Below please find this week’s edition of From the Trading Desk, which provides timely commentary about top security earners, revenue drivers and other factors influencing the securities lending market from the BBH Securities Lending Trading Team.

Americas

As China/US tariffs remain in focus, we continue to see strong demand for Chinese ADS/ADRs. Recently, the POTUS urged a US increase of tariffs on $200 billion of Chinese goods from 10 percent to 25 percent. This week the focus was on several Chinese ADS IPOs: Cango Inc. of Cayman Island – ADR (CANG), Aurora Mobile Limited – ADR (JG), and Pinduoduo Inc. – ADR (PDD). Though cross-border IPOs have been rattled by trade tensions (two of three deals were downsized last week), we are still seeing a surge in their listings. According to Bloomberg, IPOs on US exchanges are set to raise $3.5bn this week and most of this value is from companies based in China.

This week we saw strong demand for Sociedad Quimica y Minera de Chile SA (SQM), a Chilean ADR, as news headlines led to price volatility. SQM fell to a low of $46.15 on 7/23. The decline followed a report from the WSJ that TSLA had asked suppliers to return some of their payments in an effort to turn a profit. As that headline faded, the share price reversed course as investors turned to reports that China had become a large purchaser of lithium hydroxide, a main element in rechargeable batteries. This resulted in shares rallying roughly 4% to $48.27 on 7/31. SQM’s share price has seen turbulence in the past as the price is highly susceptible to decreases in fertilizer production, increases in costs, and changing demand. We anticipate continued demand.

Asia Pacific

Standard Chartered Plc. announced its financial results for the first half of 2018 last week with analysts expressing concern over its spiraling costs despite reporting better-than-expected profit growth. The London-based lender, which has a strong focus across the Asia and EMEA regions, reported operating income of $7.63 billion despite expenses increasing by 6.5 per cent to $5.19 billion, which exceeded analyst estimates. The bank cited that the acceleration of increased investments across the bank contributed to the over-run on expenses and warned that these are likely to remain at similar levels for the rest of the year.
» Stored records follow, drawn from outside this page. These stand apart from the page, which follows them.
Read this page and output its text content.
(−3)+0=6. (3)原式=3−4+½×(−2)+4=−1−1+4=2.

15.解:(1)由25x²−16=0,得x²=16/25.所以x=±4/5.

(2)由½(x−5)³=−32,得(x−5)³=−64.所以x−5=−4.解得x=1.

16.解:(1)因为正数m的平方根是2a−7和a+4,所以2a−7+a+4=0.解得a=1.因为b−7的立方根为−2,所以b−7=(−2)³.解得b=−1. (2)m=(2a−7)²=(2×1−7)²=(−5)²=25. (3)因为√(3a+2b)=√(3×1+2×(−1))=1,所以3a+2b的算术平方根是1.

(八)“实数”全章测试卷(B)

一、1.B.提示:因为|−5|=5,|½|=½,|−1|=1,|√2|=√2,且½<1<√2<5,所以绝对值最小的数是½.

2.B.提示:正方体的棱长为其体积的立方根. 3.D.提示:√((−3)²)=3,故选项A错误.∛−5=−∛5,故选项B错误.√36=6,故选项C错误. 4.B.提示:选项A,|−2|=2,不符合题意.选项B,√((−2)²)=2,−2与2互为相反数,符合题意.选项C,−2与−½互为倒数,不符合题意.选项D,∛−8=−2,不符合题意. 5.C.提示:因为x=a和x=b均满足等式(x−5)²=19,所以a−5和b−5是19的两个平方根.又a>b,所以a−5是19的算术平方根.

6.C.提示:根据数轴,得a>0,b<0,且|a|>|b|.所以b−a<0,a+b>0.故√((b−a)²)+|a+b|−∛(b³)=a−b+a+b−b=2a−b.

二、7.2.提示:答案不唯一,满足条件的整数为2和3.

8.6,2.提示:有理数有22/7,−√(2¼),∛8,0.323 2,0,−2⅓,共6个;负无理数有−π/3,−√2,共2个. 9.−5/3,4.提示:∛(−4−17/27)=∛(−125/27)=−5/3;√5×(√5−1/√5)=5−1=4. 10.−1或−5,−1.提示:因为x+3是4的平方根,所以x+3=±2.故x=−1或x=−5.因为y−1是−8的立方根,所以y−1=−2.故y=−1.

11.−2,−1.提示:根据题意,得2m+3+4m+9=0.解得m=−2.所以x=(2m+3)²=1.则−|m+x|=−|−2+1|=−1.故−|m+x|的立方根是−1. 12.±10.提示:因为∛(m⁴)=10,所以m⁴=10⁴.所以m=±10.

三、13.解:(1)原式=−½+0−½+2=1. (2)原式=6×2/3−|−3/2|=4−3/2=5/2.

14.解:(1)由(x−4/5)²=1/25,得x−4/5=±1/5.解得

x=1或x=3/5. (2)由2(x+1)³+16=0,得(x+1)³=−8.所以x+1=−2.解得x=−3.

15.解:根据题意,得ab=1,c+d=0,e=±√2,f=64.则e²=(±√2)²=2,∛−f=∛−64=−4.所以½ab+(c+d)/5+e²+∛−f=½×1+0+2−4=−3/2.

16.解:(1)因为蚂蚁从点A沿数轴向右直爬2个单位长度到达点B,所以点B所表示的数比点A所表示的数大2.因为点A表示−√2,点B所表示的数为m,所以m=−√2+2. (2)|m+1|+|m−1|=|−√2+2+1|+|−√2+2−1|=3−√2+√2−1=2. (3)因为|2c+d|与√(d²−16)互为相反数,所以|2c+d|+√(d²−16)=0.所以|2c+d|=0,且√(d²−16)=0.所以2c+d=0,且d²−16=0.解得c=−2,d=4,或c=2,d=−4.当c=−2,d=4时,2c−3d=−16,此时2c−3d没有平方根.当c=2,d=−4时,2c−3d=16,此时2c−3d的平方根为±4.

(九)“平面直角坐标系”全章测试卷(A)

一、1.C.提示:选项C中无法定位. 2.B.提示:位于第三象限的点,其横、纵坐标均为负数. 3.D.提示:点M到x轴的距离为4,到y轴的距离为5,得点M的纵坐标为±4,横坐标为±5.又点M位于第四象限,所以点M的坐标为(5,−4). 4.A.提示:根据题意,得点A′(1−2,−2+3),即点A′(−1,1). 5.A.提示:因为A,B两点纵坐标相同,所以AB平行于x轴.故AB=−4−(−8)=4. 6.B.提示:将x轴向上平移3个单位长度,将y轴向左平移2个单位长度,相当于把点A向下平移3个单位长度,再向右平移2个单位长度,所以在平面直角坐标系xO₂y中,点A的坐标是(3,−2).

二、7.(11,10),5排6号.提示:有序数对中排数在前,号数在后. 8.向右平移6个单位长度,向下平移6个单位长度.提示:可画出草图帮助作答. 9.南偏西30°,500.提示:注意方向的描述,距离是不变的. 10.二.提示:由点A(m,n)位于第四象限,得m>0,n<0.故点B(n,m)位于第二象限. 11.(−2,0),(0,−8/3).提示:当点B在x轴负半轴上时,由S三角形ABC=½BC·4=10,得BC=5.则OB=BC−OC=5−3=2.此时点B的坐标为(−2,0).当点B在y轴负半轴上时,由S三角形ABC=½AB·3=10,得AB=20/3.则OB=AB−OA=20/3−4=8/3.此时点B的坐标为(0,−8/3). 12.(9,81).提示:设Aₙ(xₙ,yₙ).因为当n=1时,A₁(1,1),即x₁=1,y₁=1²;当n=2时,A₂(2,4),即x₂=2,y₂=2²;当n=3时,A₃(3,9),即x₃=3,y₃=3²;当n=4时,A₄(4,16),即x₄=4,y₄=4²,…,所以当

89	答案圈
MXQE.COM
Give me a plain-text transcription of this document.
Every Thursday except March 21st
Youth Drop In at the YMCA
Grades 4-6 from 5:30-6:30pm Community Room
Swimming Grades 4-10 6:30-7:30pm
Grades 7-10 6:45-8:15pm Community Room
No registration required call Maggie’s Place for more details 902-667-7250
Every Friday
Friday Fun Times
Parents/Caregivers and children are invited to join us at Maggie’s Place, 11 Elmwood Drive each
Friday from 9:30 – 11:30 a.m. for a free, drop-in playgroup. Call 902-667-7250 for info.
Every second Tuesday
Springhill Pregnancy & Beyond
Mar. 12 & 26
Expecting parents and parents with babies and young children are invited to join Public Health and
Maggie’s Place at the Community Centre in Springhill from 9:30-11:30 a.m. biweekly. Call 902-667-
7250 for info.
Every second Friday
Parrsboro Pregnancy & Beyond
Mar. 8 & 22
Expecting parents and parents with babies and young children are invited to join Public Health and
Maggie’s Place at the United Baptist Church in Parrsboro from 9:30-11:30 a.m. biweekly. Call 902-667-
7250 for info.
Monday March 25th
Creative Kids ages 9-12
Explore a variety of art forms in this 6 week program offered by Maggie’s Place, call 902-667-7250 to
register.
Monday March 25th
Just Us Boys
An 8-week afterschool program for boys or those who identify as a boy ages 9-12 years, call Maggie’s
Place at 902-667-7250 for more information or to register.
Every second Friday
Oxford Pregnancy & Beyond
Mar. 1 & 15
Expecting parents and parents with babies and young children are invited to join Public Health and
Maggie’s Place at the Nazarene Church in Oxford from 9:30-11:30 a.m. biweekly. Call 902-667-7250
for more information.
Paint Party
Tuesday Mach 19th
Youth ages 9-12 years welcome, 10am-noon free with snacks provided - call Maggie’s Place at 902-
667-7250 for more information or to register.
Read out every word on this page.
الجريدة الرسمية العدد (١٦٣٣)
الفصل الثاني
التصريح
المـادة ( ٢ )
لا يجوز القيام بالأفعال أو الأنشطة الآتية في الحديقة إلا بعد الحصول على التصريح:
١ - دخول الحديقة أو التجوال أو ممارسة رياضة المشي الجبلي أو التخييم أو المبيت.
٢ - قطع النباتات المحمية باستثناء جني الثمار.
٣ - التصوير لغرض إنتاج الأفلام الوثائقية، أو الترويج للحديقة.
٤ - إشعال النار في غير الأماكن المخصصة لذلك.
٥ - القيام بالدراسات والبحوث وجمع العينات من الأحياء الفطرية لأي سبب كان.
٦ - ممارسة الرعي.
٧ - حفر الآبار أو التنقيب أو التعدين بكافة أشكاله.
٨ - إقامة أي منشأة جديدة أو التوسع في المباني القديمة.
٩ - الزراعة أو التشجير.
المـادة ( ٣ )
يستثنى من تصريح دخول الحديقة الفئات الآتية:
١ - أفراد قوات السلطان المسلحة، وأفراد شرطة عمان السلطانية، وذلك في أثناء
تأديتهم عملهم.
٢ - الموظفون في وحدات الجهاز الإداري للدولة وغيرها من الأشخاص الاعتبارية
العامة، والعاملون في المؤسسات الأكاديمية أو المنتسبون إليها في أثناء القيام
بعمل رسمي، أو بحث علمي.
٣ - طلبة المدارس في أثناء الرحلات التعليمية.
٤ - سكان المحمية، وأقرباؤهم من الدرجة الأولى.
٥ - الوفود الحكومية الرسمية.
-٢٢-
In recent weeks we have witnessed a modest increase in securities lending demand for the Hong Kong-listed shares of Standard Chartered, which have declined by 13% this year.

Shares in GungHo Online Entertainment slumped the most in two and a half years after reporting disappointing operating profits for the first half of 2018. The Tokyo-based game maker said operating income for the first half of 2018 fell by 38 per cent to 12.23bn yen ($110 million). This was its fourth straight year of declines, as enthusiasm for its games franchise dissipates. The company has become increasingly reliant on one key game, “Puzzle & Dragons”, and is facing strong pressure to add new content to keep users engaged in the face of stiffening competition from rivals such as Colopl Inc, Mixi Inc, and Sony Corp. We saw strong securities lending demand for GungHo after the announcement of its earnings, with its shares trading 24% lower so far this year.

Europe

Tough times continue for UK housing and retail sectors. House of Fraser was in danger of collapse with 17,000 jobs at risk as a potential buyer pulled out of its plan to buy a 51% stake in the high street brand. Demand for Countrywide (CWD LN) has been strong as the property services group announced poor 1H operating results that were exacerbated by £230M of write-downs. The share price dropped 67% following the announcement, only to recover to ~40% down on last week’s trading levels.

As earning season continues and a certain US tech company hits the historic $1 trillion mark, results continue to drive demand this week. A small pick-up in short interest in Premier Oil (PMO LN) preceded the oil and gas exploration company’s interim earnings announcement in mid-August, where strong growth and accelerated debt reduction are expected. Impala (IMP SJ) saw increased lending demand as the world’s second largest platinum producer announced plans to cut 13,000 jobs and reduce activity to stem losses following platinum’s 38% YTD drop.